How are we holding up? Some days I wake up feeling normal and then I remember that the proverbial storm is still in flux, and not quite proverbial.
Nothing is normal, but the world still has to go on as if it is. I haven’t put on real clothing in almost two months. I’ve been forced to get into the weekly habit of dusting off my shoes. But each morning I wake up at 6:30am and go through my morning coffee routine and prepare for work.
I have to be honest, because we’re all friends here, I started writing this post about a month ago and then continued with a very laissez-faire approach. If you’ve written anything before, or even if you haven’t, it’s likely clear that such an approach does not work because words don’t find themselves on paper accidentally. Well, except for that one time I went to bed after drinking something called UV Blue–which was my college vice of choice– and woke up with about five pages of what I thought, I’m sure while writing, was sheer brilliance, but turned out to be illegible. You can call that by accident, if the accident is some sort of blueberry vodka and keeping a humming Macbook next to your bed.
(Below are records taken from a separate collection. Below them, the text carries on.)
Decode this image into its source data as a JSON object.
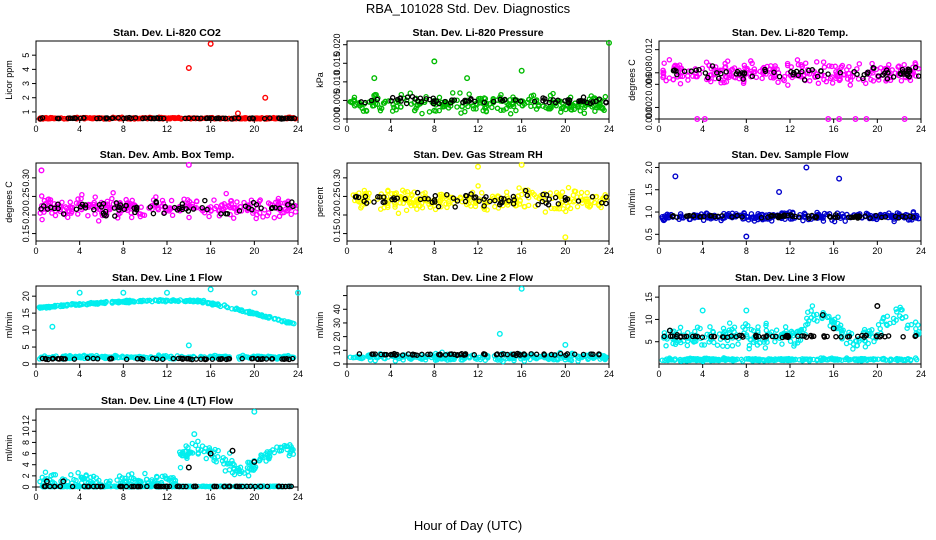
{
  "figure": {
    "title": "RBA_101028  Std. Dev. Diagnostics",
    "xlabel": "Hour of Day (UTC)"
  },
  "chart_data": [
    {
      "type": "scatter",
      "title": "Stan. Dev. Li-820 CO2",
      "ylabel": "Licor ppm",
      "xlim": [
        0,
        24
      ],
      "ylim": [
        0.5,
        6
      ],
      "xticks": [
        0,
        4,
        8,
        12,
        16,
        20,
        24
      ],
      "yticks": [
        1,
        2,
        3,
        4,
        5
      ],
      "yticklabels": [
        "1",
        "2",
        "3",
        "4",
        "5"
      ],
      "series": [
        {
          "color": "#ff0000",
          "base": 0.55,
          "spread": 0.1,
          "outliers": [
            [
              14,
              4.1
            ],
            [
              16,
              5.8
            ],
            [
              21,
              2.0
            ],
            [
              18.5,
              0.9
            ]
          ]
        },
        {
          "color": "#000000",
          "base": 0.55,
          "spread": 0.06,
          "outliers": []
        }
      ]
    },
    {
      "type": "scatter",
      "title": "Stan. Dev. Li-820 Pressure",
      "ylabel": "kPa",
      "xlim": [
        0,
        24
      ],
      "ylim": [
        0,
        0.021
      ],
      "xticks": [
        0,
        4,
        8,
        12,
        16,
        20,
        24
      ],
      "yticks": [
        0.0,
        0.005,
        0.01,
        0.015,
        0.02
      ],
      "yticklabels": [
        "0.000",
        "0.005",
        "0.010",
        "0.015",
        "0.020"
      ],
      "series": [
        {
          "color": "#00bb00",
          "base": 0.004,
          "spread": 0.004,
          "outliers": [
            [
              2.5,
              0.011
            ],
            [
              8,
              0.0155
            ],
            [
              11,
              0.011
            ],
            [
              16,
              0.013
            ],
            [
              24,
              0.0205
            ]
          ]
        },
        {
          "color": "#000000",
          "base": 0.005,
          "spread": 0.0015,
          "outliers": []
        }
      ]
    },
    {
      "type": "scatter",
      "title": "Stan. Dev. Li-820 Temp.",
      "ylabel": "degrees C",
      "xlim": [
        0,
        24
      ],
      "ylim": [
        0,
        0.0135
      ],
      "xticks": [
        0,
        4,
        8,
        12,
        16,
        20,
        24
      ],
      "yticks": [
        0.0,
        0.002,
        0.006,
        0.008,
        0.012
      ],
      "yticklabels": [
        "0.000",
        "0.002",
        "0.006",
        "0.008",
        "0.012"
      ],
      "series": [
        {
          "color": "#ff00ff",
          "base": 0.008,
          "spread": 0.003,
          "outliers": [
            [
              3.5,
              0.0
            ],
            [
              4.2,
              0.0
            ],
            [
              15.5,
              0.0
            ],
            [
              16.5,
              0.0
            ],
            [
              18,
              0.0
            ],
            [
              19,
              0.0
            ],
            [
              22.5,
              0.0
            ]
          ]
        },
        {
          "color": "#000000",
          "base": 0.008,
          "spread": 0.002,
          "outliers": []
        }
      ]
    },
    {
      "type": "scatter",
      "title": "Stan. Dev. Amb. Box Temp.",
      "ylabel": "degrees C",
      "xlim": [
        0,
        24
      ],
      "ylim": [
        0.13,
        0.34
      ],
      "xticks": [
        0,
        4,
        8,
        12,
        16,
        20,
        24
      ],
      "yticks": [
        0.15,
        0.2,
        0.25,
        0.3
      ],
      "yticklabels": [
        "0.15",
        "0.20",
        "0.25",
        "0.30"
      ],
      "series": [
        {
          "color": "#ff00ff",
          "base": 0.22,
          "spread": 0.045,
          "outliers": [
            [
              14,
              0.335
            ],
            [
              0.5,
              0.32
            ]
          ]
        },
        {
          "color": "#000000",
          "base": 0.22,
          "spread": 0.03,
          "outliers": []
        }
      ]
    },
    {
      "type": "scatter",
      "title": "Stan. Dev. Gas Stream RH",
      "ylabel": "percent",
      "xlim": [
        0,
        24
      ],
      "ylim": [
        0.13,
        0.34
      ],
      "xticks": [
        0,
        4,
        8,
        12,
        16,
        20,
        24
      ],
      "yticks": [
        0.15,
        0.2,
        0.25,
        0.3
      ],
      "yticklabels": [
        "0.15",
        "0.20",
        "0.25",
        "0.30"
      ],
      "series": [
        {
          "color": "#ffff00",
          "base": 0.24,
          "spread": 0.045,
          "outliers": [
            [
              16,
              0.335
            ],
            [
              20,
              0.14
            ],
            [
              12,
              0.33
            ]
          ]
        },
        {
          "color": "#000000",
          "base": 0.24,
          "spread": 0.03,
          "outliers": []
        }
      ]
    },
    {
      "type": "scatter",
      "title": "Stan. Dev. Sample Flow",
      "ylabel": "ml/min",
      "xlim": [
        0,
        24
      ],
      "ylim": [
        0.35,
        2.1
      ],
      "xticks": [
        0,
        4,
        8,
        12,
        16,
        20,
        24
      ],
      "yticks": [
        0.5,
        1.0,
        1.5,
        2.0
      ],
      "yticklabels": [
        "0.5",
        "1.0",
        "1.5",
        "2.0"
      ],
      "series": [
        {
          "color": "#0000cc",
          "base": 0.9,
          "spread": 0.15,
          "outliers": [
            [
              1.5,
              1.8
            ],
            [
              13.5,
              2.0
            ],
            [
              16.5,
              1.75
            ],
            [
              8,
              0.45
            ],
            [
              11,
              1.45
            ]
          ]
        },
        {
          "color": "#000000",
          "base": 0.9,
          "spread": 0.06,
          "outliers": []
        }
      ]
    },
    {
      "type": "scatter",
      "title": "Stan. Dev. Line 1 Flow",
      "ylabel": "ml/min",
      "xlim": [
        0,
        24
      ],
      "ylim": [
        0,
        23
      ],
      "xticks": [
        0,
        4,
        8,
        12,
        16,
        20,
        24
      ],
      "yticks": [
        0,
        5,
        10,
        15,
        20
      ],
      "yticklabels": [
        "0",
        "5",
        "10",
        "15",
        "20"
      ],
      "series": [
        {
          "color": "#00eeee",
          "profile": "line1",
          "spread": 0.5,
          "outliers": [
            [
              1.5,
              11
            ],
            [
              4,
              21
            ],
            [
              8,
              21
            ],
            [
              12,
              21
            ],
            [
              16,
              22
            ],
            [
              20,
              21
            ],
            [
              24,
              21
            ],
            [
              14,
              5.5
            ]
          ]
        },
        {
          "color": "#00eeee",
          "base": 2.0,
          "spread": 0.8,
          "outliers": []
        },
        {
          "color": "#000000",
          "base": 1.5,
          "spread": 0.3,
          "outliers": []
        }
      ]
    },
    {
      "type": "scatter",
      "title": "Stan. Dev. Line 2 Flow",
      "ylabel": "ml/min",
      "xlim": [
        0,
        24
      ],
      "ylim": [
        0,
        57
      ],
      "xticks": [
        0,
        4,
        8,
        12,
        16,
        20,
        24
      ],
      "yticks": [
        0,
        10,
        20,
        30,
        40,
        50
      ],
      "yticklabels": [
        "0",
        "10",
        "20",
        "30",
        "40",
        ""
      ],
      "series": [
        {
          "color": "#00eeee",
          "base": 5,
          "spread": 4,
          "outliers": [
            [
              16,
              55
            ],
            [
              14,
              22
            ],
            [
              20,
              14
            ]
          ]
        },
        {
          "color": "#000000",
          "base": 7,
          "spread": 1,
          "outliers": []
        }
      ]
    },
    {
      "type": "scatter",
      "title": "Stan. Dev. Line 3 Flow",
      "ylabel": "ml/min",
      "xlim": [
        0,
        24
      ],
      "ylim": [
        0,
        17.5
      ],
      "xticks": [
        0,
        4,
        8,
        12,
        16,
        20,
        24
      ],
      "yticks": [
        5,
        10,
        15
      ],
      "yticklabels": [
        "5",
        "10",
        "15"
      ],
      "series": [
        {
          "color": "#00eeee",
          "profile": "line3",
          "spread": 4,
          "outliers": [
            [
              4,
              12
            ],
            [
              8,
              12
            ],
            [
              1.5,
              6.5
            ]
          ]
        },
        {
          "color": "#00eeee",
          "base": 1.0,
          "spread": 0.5,
          "outliers": []
        },
        {
          "color": "#000000",
          "base": 6.2,
          "spread": 0.4,
          "outliers": [
            [
              1,
              7.5
            ],
            [
              15,
              11
            ],
            [
              16,
              8
            ],
            [
              20,
              13
            ]
          ]
        }
      ]
    },
    {
      "type": "scatter",
      "title": "Stan. Dev. Line 4 (LT) Flow",
      "ylabel": "ml/min",
      "xlim": [
        0,
        24
      ],
      "ylim": [
        0,
        14
      ],
      "xticks": [
        0,
        4,
        8,
        12,
        16,
        20,
        24
      ],
      "yticks": [
        0,
        2,
        4,
        6,
        8,
        10,
        12
      ],
      "yticklabels": [
        "0",
        "2",
        "4",
        "6",
        "8",
        "10",
        "12"
      ],
      "series": [
        {
          "color": "#00eeee",
          "profile": "line4",
          "spread": 2.5,
          "outliers": [
            [
              20,
              13.5
            ],
            [
              14.5,
              9.5
            ],
            [
              12,
              1.5
            ]
          ]
        },
        {
          "color": "#00eeee",
          "base": 0.1,
          "spread": 0.1,
          "outliers": []
        },
        {
          "color": "#000000",
          "base": 0.1,
          "spread": 0.05,
          "outliers": [
            [
              14,
              3.5
            ],
            [
              16,
              6
            ],
            [
              18,
              6.5
            ],
            [
              20,
              4.5
            ],
            [
              1,
              1.0
            ],
            [
              2.5,
              1.0
            ]
          ]
        }
      ]
    }
  ]
}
I am assuming UV Blue is blueberry flavored, but I don’t know and will not look it up.
So here we are about a month later and I can honestly say I have no idea where I was going with this, but what I do know is that it had something to do with baking Challah. How do I know that? Because I titled the entry “Challah.” So there we are. Here we are, time to talk about challah. I hate baking. Have I mentioned that before? I enjoy making some family recipes, I enjoy the food the ridiculous activity breads, but it doesn’t soothe me like cooking. Probably because the fear of messing up the measurements looms over my head. I don’t own a food scale and I approach baking with a kind of hubris that really shouldn’t pay off.
Currently there’s a flour massacre in my kitchen and I proofed my Challah in a 60-year-old pot, but this is only my third time making Challah and so it is what it is. The first time I made it was in my first apartment my partner and I shared. My mother never baked challah, not as long as I’ve been on this earth. But I sent her a recipe the other day and she decided to take a stab at it. I’ll spare you the grueling details because it wasn’t pretty, but imagine someone took a pile of wet dough, dropped it on the floor, and then proceeded to bake it in whatever shape it landed.
Once again I’ve forgotten my point. I didn’t grow up with generations of women baking challah or really bread of any sort. That’s the one corner of the culinary world that had eluded me my whole life because it feels like work. Worse than work, it’s science. I don’t want to follow rules, I just want to cook. So I’ve made challah three times in my life and I haven’t really cared for a single one of them. I started baking them because I have what some people might call a household now and I have to start building a life, they say. So I bought a dining room table and found a challah recipe online. That’s really all the effort I can muster at this point in time.
Another week has gone by, maybe two. Not three. Definitely not three. And the reason for this post is buried somewhere underneath some pile I have little patience to dig through. So I will just carry on about the challah, that I baked… which by the time you read this could have been a year ago. How did my third attempt at challah go? I don’t really remember, but like most of my baking excursions, I want to say fine? It was eaten and so that’s a good sign.
I know baking is a science and I admire those among us who can do it well, I’d worship at their alter when given the chance. The amount of knowledge that goes into someone being able to produce a good bake when it comes to bread, is more than I can ever hope to be gifted with… unless I practice which I’m probably not going to do.
Wow, I think I remembered the point! Normalcy. Bear with me just a little longer. The only times I’ve baked challah in my life was to try and input a sense of comfort and normalcy into my life. Now I know what you’re thinking, “Daniella, didn’t you just spend way more words than you needed explaining how baking bread is not normal for you and not something you grew up with?” Yes, way to pay attention folks! While it’s true that I only remember store-bought challah as the staple in my house, it was always there. Being away from my parents and the challah they made a point to pick up every Friday morning from the local kosher bakery, I can’t seem to walk into a grocery store and just throw it into a cart with my PBR.
In trying to make my home feel like my home, I needed ceremony. So I went about the process of mixing ingredients I sort of measured, kneading dough, braiding and hoping for the best, which is fine even if it’s, ya know, fine.